Kami berempat berkumpul dalam ketertarikan kami pada dunia family business yang belum banyak dibahas di Indonesia secara gamblang dari sisi akademis. Meskipun background saya bukan dari manajemen yang lebih banyak membahas sisi praktis dan konsepsi perusahaan di level mikro, tetapi paling tidak saya sendiri menjadi salah satu aktor dari family business (in practice). Bukankah ke depan akan lebih banyak penelitian-penelitian kolaboratif antar disiplin ilmu?
Kembali ke masalah family business. Mengapa sih hal ini menarik untuk dibahas? Apa yang membedakannya dengan bisnis yang lainnya?
Pertama mari kita telaah dulu isi otak kita ketika mempersepsikan "bisnis keluarga" sebagai bisnis yang dijalankan oleh keluarga dan kerabat-saudara yang masih memiliki hubungan kekerabatan. Faktor dari kekerabatan ini menjadi unsur penting bagi keberlanjutan bisnis yang jika kita tarik ke kacamata ilmu ekonomi juga berpengaruh terhadap livelihood keluarga antar generasi dengan akumulasi modal, aset, dan sumber daya ekonomi lainnya.
Lalu, seperti apa saja tipenya? Barangkali ada yang sifatnya hanya sebatas kepemilikan perusahaan tanpa ada campur tangan keluarga sama sekali, atau keluarga mengambil bagian dalam manajemen perusahaan dengan berbaur juga bersama tenaga profesional lainnya untuk menjalankan bisnis perusahaan, atau bahkan seluruh manajemen perusahaan dikendalikan oleh anggota keluarga.
Sisi yang paling banyak disoroti dalam bisnis keluarga ini adalah mengenai keberlanjutan perusahaan itu sendiri. Permasalahan profesionalitas dan gap antar generasi, baik itu mengenai figuritas dan orisinalitas nilai hingga permasalahan inovasi.
Collapse-nya satu perusahaan keluarga bisa berimplikasi pada collapse-nya ekonomi/livelihood satu keluarga bahkan untuk generasi selanjutnya jika bisnis itu menjadi lahan utama bagi keluarga. Barangkali kita bisa lihat perusahaan besar seperti Nyonya Meneer yang pada akhirnya harus gulung tikar. Perlu kita telisik juga isu-isu mengenai manajemen bisnis dalam keluarga di dalamnya. Apakah karena perusahaan gagal melakukan inovasi untuk menjawab tantangan pasar? Selayaknya Blue Birds yang hampir saja collapse karena terjangan Gojek, Grab, dan platform transportasi online lainnya. Jika ia terlambat melakukan inovasi barangkali nasibnya akan sama dengan Nyonya Meneer.

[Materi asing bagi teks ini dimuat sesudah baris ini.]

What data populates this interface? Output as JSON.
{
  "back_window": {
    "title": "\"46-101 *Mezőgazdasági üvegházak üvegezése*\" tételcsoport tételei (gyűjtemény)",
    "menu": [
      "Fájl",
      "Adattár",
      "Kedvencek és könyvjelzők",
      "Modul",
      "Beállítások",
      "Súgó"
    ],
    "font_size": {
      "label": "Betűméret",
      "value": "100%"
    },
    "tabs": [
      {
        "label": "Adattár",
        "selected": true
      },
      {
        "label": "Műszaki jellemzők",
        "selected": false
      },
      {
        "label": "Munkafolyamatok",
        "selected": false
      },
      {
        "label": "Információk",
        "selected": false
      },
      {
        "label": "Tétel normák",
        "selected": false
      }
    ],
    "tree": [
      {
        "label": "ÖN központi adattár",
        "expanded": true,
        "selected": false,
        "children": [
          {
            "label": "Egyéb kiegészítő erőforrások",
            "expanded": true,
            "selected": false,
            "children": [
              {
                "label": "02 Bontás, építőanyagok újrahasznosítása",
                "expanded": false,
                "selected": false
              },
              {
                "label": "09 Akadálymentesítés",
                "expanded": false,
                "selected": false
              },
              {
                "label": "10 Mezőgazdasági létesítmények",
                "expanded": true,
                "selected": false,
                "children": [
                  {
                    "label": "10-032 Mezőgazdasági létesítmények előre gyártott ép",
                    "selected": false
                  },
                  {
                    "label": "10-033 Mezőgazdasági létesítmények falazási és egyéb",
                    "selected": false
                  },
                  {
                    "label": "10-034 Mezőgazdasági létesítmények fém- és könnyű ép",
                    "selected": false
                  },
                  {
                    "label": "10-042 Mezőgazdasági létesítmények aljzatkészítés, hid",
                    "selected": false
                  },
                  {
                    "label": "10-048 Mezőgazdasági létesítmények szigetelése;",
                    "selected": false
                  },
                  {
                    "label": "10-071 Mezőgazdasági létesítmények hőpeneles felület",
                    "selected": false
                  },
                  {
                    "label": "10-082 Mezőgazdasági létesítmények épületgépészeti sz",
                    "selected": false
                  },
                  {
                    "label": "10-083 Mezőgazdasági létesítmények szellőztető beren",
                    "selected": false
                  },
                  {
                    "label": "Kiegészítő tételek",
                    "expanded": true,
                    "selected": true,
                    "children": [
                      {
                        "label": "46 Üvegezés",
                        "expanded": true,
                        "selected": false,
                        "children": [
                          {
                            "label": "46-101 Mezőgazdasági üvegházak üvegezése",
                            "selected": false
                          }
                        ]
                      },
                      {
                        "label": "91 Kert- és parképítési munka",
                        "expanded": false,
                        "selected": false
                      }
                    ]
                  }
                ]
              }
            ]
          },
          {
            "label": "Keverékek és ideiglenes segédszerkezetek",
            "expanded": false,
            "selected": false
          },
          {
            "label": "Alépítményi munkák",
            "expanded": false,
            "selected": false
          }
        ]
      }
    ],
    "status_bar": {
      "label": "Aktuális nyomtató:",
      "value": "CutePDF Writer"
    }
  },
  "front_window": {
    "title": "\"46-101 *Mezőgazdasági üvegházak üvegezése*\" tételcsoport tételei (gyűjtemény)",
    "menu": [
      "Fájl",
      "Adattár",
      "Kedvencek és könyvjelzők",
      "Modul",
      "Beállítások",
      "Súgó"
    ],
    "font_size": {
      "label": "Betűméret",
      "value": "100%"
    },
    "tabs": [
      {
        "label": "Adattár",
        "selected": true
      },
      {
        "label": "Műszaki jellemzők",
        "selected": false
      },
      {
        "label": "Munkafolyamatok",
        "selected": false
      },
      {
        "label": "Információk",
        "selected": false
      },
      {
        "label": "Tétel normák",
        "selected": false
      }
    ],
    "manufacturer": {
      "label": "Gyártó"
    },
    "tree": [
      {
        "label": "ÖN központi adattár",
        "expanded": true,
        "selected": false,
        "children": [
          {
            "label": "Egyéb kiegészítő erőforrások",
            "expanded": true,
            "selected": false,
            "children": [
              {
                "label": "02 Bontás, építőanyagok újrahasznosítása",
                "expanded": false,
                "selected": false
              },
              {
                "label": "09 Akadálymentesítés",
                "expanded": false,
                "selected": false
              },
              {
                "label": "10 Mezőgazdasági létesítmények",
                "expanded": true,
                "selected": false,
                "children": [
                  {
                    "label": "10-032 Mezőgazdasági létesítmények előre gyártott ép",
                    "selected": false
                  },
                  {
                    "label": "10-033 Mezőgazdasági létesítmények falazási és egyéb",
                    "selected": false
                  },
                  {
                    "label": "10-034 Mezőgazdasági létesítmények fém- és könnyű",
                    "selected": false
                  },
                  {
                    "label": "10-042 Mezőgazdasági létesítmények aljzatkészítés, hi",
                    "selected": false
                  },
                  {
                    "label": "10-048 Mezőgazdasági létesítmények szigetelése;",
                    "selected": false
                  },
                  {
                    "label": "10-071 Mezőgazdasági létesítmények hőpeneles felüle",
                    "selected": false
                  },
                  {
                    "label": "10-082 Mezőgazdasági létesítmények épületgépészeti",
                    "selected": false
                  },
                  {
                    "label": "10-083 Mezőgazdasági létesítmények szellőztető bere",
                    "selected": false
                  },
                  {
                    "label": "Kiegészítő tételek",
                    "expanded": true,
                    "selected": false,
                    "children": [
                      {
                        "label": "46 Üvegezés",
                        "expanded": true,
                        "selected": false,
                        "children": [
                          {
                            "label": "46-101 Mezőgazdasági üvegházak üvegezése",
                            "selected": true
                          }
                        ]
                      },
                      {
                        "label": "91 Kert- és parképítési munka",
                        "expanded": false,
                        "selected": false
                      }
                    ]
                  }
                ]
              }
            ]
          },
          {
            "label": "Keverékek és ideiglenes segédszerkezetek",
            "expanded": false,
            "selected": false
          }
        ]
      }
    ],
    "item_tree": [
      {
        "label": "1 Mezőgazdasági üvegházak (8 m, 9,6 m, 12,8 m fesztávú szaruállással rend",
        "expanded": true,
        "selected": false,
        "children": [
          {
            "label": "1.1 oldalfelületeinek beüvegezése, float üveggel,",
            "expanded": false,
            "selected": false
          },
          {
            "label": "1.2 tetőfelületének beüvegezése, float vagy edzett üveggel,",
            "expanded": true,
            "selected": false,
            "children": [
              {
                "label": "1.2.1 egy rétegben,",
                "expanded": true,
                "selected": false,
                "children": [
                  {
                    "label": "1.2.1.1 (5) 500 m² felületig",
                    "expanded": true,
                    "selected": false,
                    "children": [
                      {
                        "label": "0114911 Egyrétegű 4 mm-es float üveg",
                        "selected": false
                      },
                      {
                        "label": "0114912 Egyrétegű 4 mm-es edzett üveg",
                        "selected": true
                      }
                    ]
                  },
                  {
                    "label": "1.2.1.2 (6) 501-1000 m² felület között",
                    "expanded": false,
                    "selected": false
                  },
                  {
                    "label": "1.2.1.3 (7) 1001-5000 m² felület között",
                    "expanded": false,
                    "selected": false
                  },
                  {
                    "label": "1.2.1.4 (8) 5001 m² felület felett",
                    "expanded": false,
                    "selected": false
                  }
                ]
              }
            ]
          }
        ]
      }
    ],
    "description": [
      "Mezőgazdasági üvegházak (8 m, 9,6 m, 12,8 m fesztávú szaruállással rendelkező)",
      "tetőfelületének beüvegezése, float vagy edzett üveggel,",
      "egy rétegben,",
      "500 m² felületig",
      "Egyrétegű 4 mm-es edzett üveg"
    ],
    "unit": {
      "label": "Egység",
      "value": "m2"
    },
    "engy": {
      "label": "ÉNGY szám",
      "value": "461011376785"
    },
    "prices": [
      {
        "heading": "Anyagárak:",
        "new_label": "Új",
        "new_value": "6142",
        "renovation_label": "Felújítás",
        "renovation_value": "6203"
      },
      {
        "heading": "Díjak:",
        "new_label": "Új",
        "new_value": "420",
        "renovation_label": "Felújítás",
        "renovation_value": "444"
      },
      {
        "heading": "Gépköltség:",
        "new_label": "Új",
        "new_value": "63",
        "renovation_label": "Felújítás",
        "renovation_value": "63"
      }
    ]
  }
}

Itu mengenai inovasi. Bagaimana dengan bisnis kuliner yang pasar saat ini ingin kembali ke orisinalitas. Di mana dunia saat ini menuju era yang dapat dinamakan sebagai "experience economics", pasar menengah ke atas kini ingin mencari sesuatu yang dapat mereka experienced. Maka dari itulah kini berkembang industri pariwisata. Bahkan banyak bisnis kuliner di Jogja seperti Gudeg Yu Djum, SGPC, dll yang tetap menjaga orisinalitasnya namun tetap bisa bertahan di pasar. Lalu seberapa jauh inovasi dan orisinalitas dapat berdampingan untuk menjawab tantangan pasar?
Isu yang lainnya dan barangkali paling penting adalah mengenai suksesi perusahaan yang mana anak-anak mereka akan menjadi penerus bagi keberlanjutan bisnis keluarga di masa mendatang. Seberapa jauh suksesi penanaman nilai dasar perusahaan itu dapat diturunkan? Faktor apa saja yang dapat mempengaruhi keberlangsungan perusahaan hingga dalam jangka panjang? Siapa saja pemain utama bisnis keluarga di Indonesia yang sudah bertahan hingga tiga generasi? Bagaimana gap antar generasi dapat mempengaruhi kelangsungan bisnis dan berbagai isu-isu emosional lainnya.
Saya masih kesulitan membahasakan ide dengan kata-kata manajemen. Tapi ini bagian dari latihan permulaan saya.
Saya kok kepikiran ke depan bisa membangun network untuk para family business successors.
Ini hanya sekedar catatan pemantik bagi saya.